Nigeria, ahogada en la enfermedad

Nigeria sufre un nuevo golpe sanitario que, a causa de la mediatización del coronavirus, ha tomado un segundo plano.

Un segundo plano poco recomendable ya que el país se está enfrentado a dos enfermedades tremendamente mortales que están dejando en Nigeria altas cifras de muertos y de contagios.

Por un lado, el coronavirus acumula entre sus virulentas filas a 111 nuevos contagiados de Covid-19 en Nigeria y una víctima mortal.
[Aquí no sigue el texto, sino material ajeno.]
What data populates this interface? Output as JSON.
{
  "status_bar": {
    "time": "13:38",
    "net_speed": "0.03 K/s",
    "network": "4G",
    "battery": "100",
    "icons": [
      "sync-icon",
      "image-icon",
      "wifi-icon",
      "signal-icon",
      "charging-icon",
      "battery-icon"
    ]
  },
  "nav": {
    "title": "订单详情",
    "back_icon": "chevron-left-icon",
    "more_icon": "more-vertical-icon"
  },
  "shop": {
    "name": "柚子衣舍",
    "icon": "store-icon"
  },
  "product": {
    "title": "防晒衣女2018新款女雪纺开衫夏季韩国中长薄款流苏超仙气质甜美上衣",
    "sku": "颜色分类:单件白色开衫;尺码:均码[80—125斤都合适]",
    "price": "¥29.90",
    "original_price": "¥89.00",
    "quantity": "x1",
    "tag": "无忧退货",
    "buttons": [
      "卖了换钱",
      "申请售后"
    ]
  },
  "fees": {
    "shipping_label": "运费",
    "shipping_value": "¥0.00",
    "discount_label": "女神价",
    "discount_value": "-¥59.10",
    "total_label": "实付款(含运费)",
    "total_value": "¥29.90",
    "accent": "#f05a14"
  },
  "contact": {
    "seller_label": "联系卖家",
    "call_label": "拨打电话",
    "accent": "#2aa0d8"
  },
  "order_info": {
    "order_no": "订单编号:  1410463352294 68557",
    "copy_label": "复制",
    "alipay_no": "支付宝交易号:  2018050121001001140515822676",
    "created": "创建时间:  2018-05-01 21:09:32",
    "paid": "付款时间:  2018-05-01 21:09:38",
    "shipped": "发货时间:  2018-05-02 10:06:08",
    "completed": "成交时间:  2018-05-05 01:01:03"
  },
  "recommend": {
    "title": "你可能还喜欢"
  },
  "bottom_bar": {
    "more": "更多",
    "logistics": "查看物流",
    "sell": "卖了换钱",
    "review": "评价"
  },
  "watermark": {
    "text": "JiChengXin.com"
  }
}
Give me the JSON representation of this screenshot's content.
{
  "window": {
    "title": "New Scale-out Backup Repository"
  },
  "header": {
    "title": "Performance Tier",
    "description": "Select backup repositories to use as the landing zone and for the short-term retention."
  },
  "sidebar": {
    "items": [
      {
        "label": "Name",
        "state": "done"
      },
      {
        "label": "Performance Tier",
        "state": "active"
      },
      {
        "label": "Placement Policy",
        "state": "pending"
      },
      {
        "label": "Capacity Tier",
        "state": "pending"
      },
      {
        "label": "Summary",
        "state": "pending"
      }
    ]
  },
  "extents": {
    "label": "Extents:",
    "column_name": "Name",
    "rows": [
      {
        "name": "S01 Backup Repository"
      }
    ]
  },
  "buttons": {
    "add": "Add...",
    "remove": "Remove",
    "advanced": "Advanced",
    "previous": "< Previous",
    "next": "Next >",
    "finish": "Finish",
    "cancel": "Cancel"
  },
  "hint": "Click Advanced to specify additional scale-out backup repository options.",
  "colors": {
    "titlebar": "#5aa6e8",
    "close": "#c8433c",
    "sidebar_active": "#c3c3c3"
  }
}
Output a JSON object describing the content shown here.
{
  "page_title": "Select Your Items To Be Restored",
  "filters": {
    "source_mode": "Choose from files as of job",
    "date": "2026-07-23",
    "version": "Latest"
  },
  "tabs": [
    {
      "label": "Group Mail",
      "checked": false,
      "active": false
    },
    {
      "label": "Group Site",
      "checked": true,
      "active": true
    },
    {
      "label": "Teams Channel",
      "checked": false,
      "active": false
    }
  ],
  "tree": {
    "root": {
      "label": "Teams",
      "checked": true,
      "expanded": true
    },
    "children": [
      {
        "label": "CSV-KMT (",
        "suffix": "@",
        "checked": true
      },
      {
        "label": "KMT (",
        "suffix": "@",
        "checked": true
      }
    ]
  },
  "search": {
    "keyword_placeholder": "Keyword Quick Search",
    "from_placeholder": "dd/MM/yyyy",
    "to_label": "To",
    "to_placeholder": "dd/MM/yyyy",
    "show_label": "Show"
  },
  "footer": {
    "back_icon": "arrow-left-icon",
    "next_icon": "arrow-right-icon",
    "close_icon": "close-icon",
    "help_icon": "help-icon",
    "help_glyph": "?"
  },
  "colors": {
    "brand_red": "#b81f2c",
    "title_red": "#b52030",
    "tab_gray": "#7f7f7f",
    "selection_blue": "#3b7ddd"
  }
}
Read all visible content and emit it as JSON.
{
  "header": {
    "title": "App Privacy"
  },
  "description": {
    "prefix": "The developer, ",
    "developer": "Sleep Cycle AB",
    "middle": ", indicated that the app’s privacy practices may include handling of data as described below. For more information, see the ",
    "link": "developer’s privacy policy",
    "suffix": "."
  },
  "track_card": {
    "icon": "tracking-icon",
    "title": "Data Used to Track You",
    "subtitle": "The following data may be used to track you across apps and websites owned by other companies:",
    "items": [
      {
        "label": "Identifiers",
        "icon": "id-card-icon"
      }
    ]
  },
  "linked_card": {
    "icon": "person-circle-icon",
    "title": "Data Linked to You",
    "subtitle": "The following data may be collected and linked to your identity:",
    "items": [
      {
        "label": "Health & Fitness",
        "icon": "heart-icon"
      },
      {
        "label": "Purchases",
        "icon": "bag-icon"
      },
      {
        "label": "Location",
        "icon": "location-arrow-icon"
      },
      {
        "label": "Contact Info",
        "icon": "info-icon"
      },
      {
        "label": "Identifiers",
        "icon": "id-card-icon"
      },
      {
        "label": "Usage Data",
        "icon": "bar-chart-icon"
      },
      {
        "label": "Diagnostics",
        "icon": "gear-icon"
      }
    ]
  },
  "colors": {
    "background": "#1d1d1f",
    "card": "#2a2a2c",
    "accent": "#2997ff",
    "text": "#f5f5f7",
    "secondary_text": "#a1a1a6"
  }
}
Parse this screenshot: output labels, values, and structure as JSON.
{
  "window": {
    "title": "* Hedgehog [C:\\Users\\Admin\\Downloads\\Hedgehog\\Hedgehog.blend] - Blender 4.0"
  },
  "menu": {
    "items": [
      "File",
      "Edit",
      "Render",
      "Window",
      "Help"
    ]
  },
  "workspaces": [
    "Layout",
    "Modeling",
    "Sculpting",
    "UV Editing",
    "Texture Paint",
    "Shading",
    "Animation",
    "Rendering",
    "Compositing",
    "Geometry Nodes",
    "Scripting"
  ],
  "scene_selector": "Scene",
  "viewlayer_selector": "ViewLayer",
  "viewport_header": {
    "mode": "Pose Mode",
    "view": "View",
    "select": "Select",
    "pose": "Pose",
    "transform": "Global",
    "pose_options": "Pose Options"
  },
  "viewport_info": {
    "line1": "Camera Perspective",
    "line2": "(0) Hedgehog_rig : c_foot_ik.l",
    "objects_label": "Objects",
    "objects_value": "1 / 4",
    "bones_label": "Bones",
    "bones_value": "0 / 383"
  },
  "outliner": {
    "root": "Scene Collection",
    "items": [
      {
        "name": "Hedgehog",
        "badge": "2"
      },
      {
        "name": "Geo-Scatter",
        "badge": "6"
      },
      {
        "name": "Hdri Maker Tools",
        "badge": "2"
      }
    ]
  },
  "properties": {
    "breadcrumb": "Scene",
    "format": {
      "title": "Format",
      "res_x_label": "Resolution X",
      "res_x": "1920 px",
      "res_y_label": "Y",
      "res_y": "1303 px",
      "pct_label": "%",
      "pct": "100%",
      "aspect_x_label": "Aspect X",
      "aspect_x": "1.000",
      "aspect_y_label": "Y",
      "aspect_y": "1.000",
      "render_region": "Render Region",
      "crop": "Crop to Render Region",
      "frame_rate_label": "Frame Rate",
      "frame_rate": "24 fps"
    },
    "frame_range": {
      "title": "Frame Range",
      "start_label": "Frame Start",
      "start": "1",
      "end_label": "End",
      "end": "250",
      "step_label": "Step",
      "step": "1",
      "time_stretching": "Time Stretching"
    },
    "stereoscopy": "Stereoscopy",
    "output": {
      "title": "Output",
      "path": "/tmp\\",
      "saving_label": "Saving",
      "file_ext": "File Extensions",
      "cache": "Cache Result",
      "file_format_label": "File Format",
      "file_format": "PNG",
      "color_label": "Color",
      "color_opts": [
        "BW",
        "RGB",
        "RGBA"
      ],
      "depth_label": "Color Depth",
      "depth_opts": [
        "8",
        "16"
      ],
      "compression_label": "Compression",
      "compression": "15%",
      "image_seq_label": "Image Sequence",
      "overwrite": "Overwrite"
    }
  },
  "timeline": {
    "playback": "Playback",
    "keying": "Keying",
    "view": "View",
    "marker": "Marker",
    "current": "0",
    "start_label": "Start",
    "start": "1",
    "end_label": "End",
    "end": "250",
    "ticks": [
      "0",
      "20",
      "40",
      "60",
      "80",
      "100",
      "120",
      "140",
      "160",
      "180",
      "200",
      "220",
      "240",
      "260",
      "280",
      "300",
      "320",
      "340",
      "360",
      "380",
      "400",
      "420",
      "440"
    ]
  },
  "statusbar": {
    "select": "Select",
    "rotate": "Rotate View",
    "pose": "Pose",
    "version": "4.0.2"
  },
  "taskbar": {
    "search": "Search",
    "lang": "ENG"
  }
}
La otra enfermedad es menos comentada y, según los datos, más letal.

Después de desaparecer, la fiebre Lassa ha vuelto a Nigeria en forma de rebrote y con una imparable fuerza que ha sorprendido a los enfermeros del país en medio de la guerra contra el coronavirus.

Esta enfermedad, que se transmite por las excreciones de roedores o por contacto directo con la sangre, orines, heces u otros líquidos biológicos de una persona enferma, tiene 906 casos confirmados, 161 muertes y miles de personas en estado de vigilancia por ser usuarios que con casi total seguridad están contagiados.

La fiebre Lassa y el coronavirus tienen a Nigeria ahogada en la tragedia.

NIGERIA SE CONFINA

Pese a que ha tardado varios meses en llegar, Nigeria ha tenido que tomar medidas urgentes para frenar la expansión del coronavirus en el país africano.

Ha sido su presidente, Muhammadu Buhari, el encargado de comunicarle a la población que deberán permanecer 14 días recluidos en sus casas para contener los posibles y futuros nuevos casos de Covid-19 en el país.

Nigeria cuenta con 111 casos confirmados de infección por coronavirus y una muerte; de éstos más de la mitad se encuentran en Lagos, la ciudad principal del país en donde conviven entre 17 y 21 millones de personas.

LA FIEBRE LASSA, NUEVO ENEMIGO EN EL TERRENO SANITARIO

El 29 de enero de este año saltaron las primeras alarmas ante la reaparición de la fiebre Lassa en el país, y ahora, en las últimas semanas, a modo de rebrote, esta enfermedad ha vuelto a sacudir los cimientos sanitarios de un país que no puede hacer frente a dos enfermedades tan fuertes como estas. 

La tasa de letalidad de la fiebre de Lassa es del 1%, pero puede llegar al 15% en pacientes hospitalizados o con especial vulnerabilidad en su salud.

Pero, el gran problema que tiene esta enfermedad es que la fiebre no presenta síntomas en un 80% de los casos, y entre los muchos daños que provoca, los más graves – y repetidos – son los hemorrágicos y neurológicos.

Además, el Centro de Nigeria para el Control de Enfermedades (NCDC) ha apuntado que los grupos sociales más afectados por esta enfermedad son las personas cuya edad está entre los 21 y los 30 años. 

Para poder identificar esta enfermedad, la OMS detalla que esta enfermedad comienza de forma gradual, con fiebre, vómitos y dolor retroesternal, y en los peores casos puede escenificarse, de forma sorprensiva, en forma de sordera o de rápida caída del pelo. 

Al igual que el coronavirus, la fiebre Lassa no cuenta con una vacuna que pueda frenar o al menos revertir sus efectos.